Одновременно культуру засевают на скошенный агар для определения оксидазной активности, сероидентификации, фагочувствительности и постановки дополнительных биохимических реакций.

Из зарубежных систем комбинированного тестирования для идентификации энтеробактерий, несбраживающих бактерий часто используют систему АРI 20 Е (Аnа1уtab Ргоducts, Р1аinview, N-Y. 11803).

При помощи данной тест-системы определяют наличие бетта-галактозидазы, аргинин дегидролазы, лизин декарбоксилазы, орнитин декарбоксилазы, способности к утилизации цитратов, продукцию сероводорода, уреазы, индола, ацетоина, желатиназы, каталазы, триптофан деаминазы, цитохром оксидазы, NО₂, редукции NО₃ до газообразного N, ферментацию, оксидацию глюкозы, маннита, инозита, сорбита, рамнозы, сахарозы, мелибиозы, амигдалина и арабинозы. Кроме того, у изучаемых бактерий определяют подвижность и способность к росту на агаре Мак-Конки.

Для изучения отбирают изолированные колонии, бактериальную массу которых суспензируют в 5 мл стерильной дистиллированной воды. Суспензию вносят в микропробирки с субстратами. Пробирки с аргинином, лизином, орнитином, мочевиной и выявления Н₂S заливают стерильным минеральным маслом. Пробирки тест-системы инкубируют во влажной камере при 35-37°С в течение 18-24 часов.

Наличие оксидазы тестируют обычным способом

Для выявления триптофан деаминазы перед учетом результатов в пробирку добавляют одну каплю готового реактива ТДА; для обнаружения индола вносят одну каплю соответствующего реагента и результат учитывают через 10 минут.
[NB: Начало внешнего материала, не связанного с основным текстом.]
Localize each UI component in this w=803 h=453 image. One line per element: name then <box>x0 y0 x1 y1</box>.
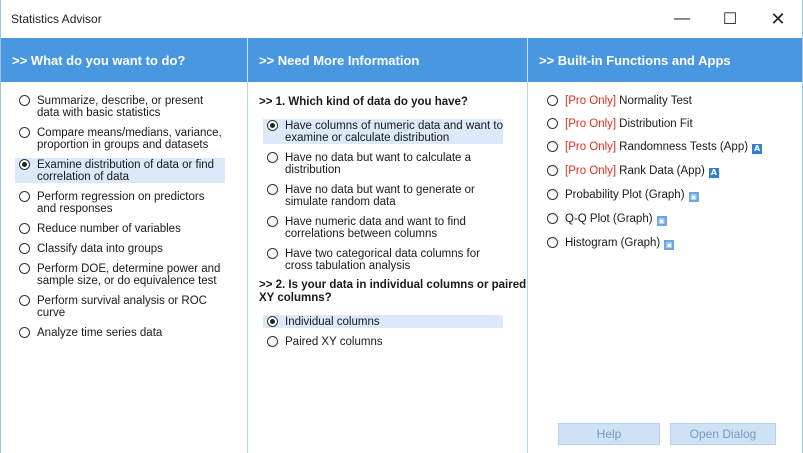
layout-option[interactable]: Individual columns <box>263 315 503 328</box>
question-data-layout: >> 2. Is your data in individual columns… <box>259 279 527 304</box>
task-option[interactable]: Classify data into groups <box>19 242 225 255</box>
data-kind-option[interactable]: Have no data but want to generate or sim… <box>267 183 507 208</box>
function-label: Normality Test <box>619 95 692 107</box>
task-option[interactable]: Examine distribution of data or find cor… <box>15 158 225 183</box>
graph-icon: ▣ <box>664 240 675 250</box>
radio-selected-icon <box>267 316 278 327</box>
radio-icon <box>267 216 278 227</box>
task-option[interactable]: Summarize, describe, or present data wit… <box>19 94 225 119</box>
function-label: Probability Plot (Graph) <box>565 189 685 201</box>
function-option[interactable]: Histogram (Graph) ▣ <box>547 236 802 250</box>
radio-icon <box>267 336 278 347</box>
data-kind-option[interactable]: Have columns of numeric data and want to… <box>263 119 503 144</box>
function-option[interactable]: [Pro Only] Randomness Tests (App) A <box>547 140 802 154</box>
function-option[interactable]: [Pro Only] Normality Test <box>547 94 802 107</box>
function-option[interactable]: Q-Q Plot (Graph) ▣ <box>547 212 802 226</box>
pro-only-tag: [Pro Only] <box>565 95 617 107</box>
open-dialog-button[interactable]: Open Dialog <box>670 423 776 445</box>
task-option[interactable]: Reduce number of variables <box>19 222 225 235</box>
header-info: >> Need More Information <box>248 38 528 82</box>
data-kind-option[interactable]: Have two categorical data columns for cr… <box>267 247 507 272</box>
help-button[interactable]: Help <box>558 423 660 445</box>
info-panel: >> 1. Which kind of data do you have? Ha… <box>248 82 528 453</box>
pro-only-tag: [Pro Only] <box>565 165 617 177</box>
task-list: Summarize, describe, or present data wit… <box>1 82 248 453</box>
function-label: Q-Q Plot (Graph) <box>565 213 653 225</box>
radio-icon <box>547 189 558 200</box>
function-option[interactable]: [Pro Only] Rank Data (App) A <box>547 164 802 178</box>
task-option[interactable]: Perform regression on predictors and res… <box>19 190 225 215</box>
radio-icon <box>547 118 558 129</box>
task-option[interactable]: Perform survival analysis or ROC curve <box>19 294 225 319</box>
radio-selected-icon <box>19 159 30 170</box>
data-kind-option[interactable]: Have numeric data and want to find corre… <box>267 215 507 240</box>
radio-icon <box>19 127 30 138</box>
data-kind-option[interactable]: Have no data but want to calculate a dis… <box>267 151 507 176</box>
app-icon: A <box>752 144 763 154</box>
radio-icon <box>547 165 558 176</box>
radio-icon <box>547 95 558 106</box>
window-title: Statistics Advisor <box>11 12 102 26</box>
radio-icon <box>547 237 558 248</box>
radio-icon <box>19 191 30 202</box>
pro-only-tag: [Pro Only] <box>565 141 617 153</box>
functions-panel: [Pro Only] Normality Test [Pro Only] Distr… <box>528 82 802 453</box>
function-option[interactable]: [Pro Only] Distribution Fit <box>547 117 802 130</box>
task-option[interactable]: Analyze time series data <box>19 326 225 339</box>
radio-icon <box>19 327 30 338</box>
radio-icon <box>19 95 30 106</box>
graph-icon: ▣ <box>688 192 699 202</box>
radio-icon <box>19 295 30 306</box>
app-icon: A <box>708 168 719 178</box>
radio-icon <box>19 223 30 234</box>
statistics-advisor-window: Statistics Advisor — ☐ ✕ >> What do you … <box>0 0 803 453</box>
header-what: >> What do you want to do? <box>1 38 248 82</box>
layout-option[interactable]: Paired XY columns <box>267 335 507 348</box>
function-label: Randomness Tests (App) <box>619 141 749 153</box>
maximize-button[interactable]: ☐ <box>706 0 754 38</box>
function-label: Rank Data (App) <box>619 165 705 177</box>
function-label: Distribution Fit <box>619 118 693 130</box>
function-label: Histogram (Graph) <box>565 237 661 249</box>
radio-icon <box>267 152 278 163</box>
column-headers: >> What do you want to do? >> Need More … <box>1 38 802 82</box>
pro-only-tag: [Pro Only] <box>565 118 617 130</box>
radio-icon <box>267 248 278 259</box>
minimize-button[interactable]: — <box>658 0 706 38</box>
radio-icon <box>267 184 278 195</box>
question-data-kind: >> 1. Which kind of data do you have? <box>259 96 468 108</box>
title-bar: Statistics Advisor — ☐ ✕ <box>1 0 802 38</box>
radio-icon <box>19 263 30 274</box>
radio-icon <box>547 213 558 224</box>
radio-icon <box>19 243 30 254</box>
close-button[interactable]: ✕ <box>754 0 802 38</box>
task-option[interactable]: Compare means/medians, variance, proport… <box>19 126 225 151</box>
header-builtin: >> Built-in Functions and Apps <box>539 52 731 68</box>
radio-icon <box>547 141 558 152</box>
graph-icon: ▣ <box>656 216 667 226</box>
radio-selected-icon <box>267 120 278 131</box>
function-option[interactable]: Probability Plot (Graph) ▣ <box>547 188 802 202</box>
task-option[interactable]: Perform DOE, determine power and sample … <box>19 262 225 287</box>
Наличие того или иного фермента устанавливают на основании критериев, представленных в таблице 5.

Таблица 5

Цветовой показатель API 20E

(1) – бледно-желтый рассматривается как положительный;

(2) – оранжевый цвет после 24 часов инкубации рассматривается как негативный результат;

(3) – проводится в открытом виде (аэробно);

(4) – ферментация начинается в нижней части пробирки, оксидация – в верхней.

Помимо АРI 20 Е за рубежом выпускают систему АРI 20 А для анаэробов (Аnalytab Products), инкубирование микропробирок проводят в течение 24-48 часов в анаэробных условиях. Система Мinitek предназначена для энтеробактерий, нейссерий и анаэробов (ВНL Microbiology Systems, Cockeyswille, MD 21030), состоит из дисков с субстратами в лунках пластмассовой пластины, в случае изучения анаэробов инкубирование проводят в анаэробных условиях.
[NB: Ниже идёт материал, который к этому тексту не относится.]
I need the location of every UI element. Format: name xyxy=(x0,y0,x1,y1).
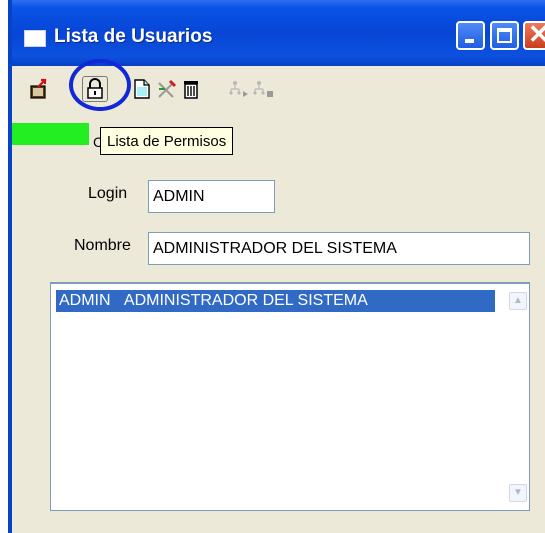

Разработана система Охi/Ferm для несбраживающих грамотрицательных бактерий, система Согning N/F для окисляющих грамотрицательных бактерий и ряд других систем. К каждой тестовой системе фирма-производитель прилагает перечни признаков и идентификационные таблицы.

Следует помнить, что объективные результаты определения ферментативных признаков могут быть получены только при работе с чистыми культурами, с обязательным контролем дифференциально-диагностических сред, используемых реактивов, тестов, при помощи известных штаммов бактерий, заведомо обладающих определенными ферментами или не имеющих их.

Необходимо принимать во внимание, что при использовании разных сред, реактивов, температуры, времени инкубирования, посевной дозы результаты теста могут варьировать в широком диапазоне.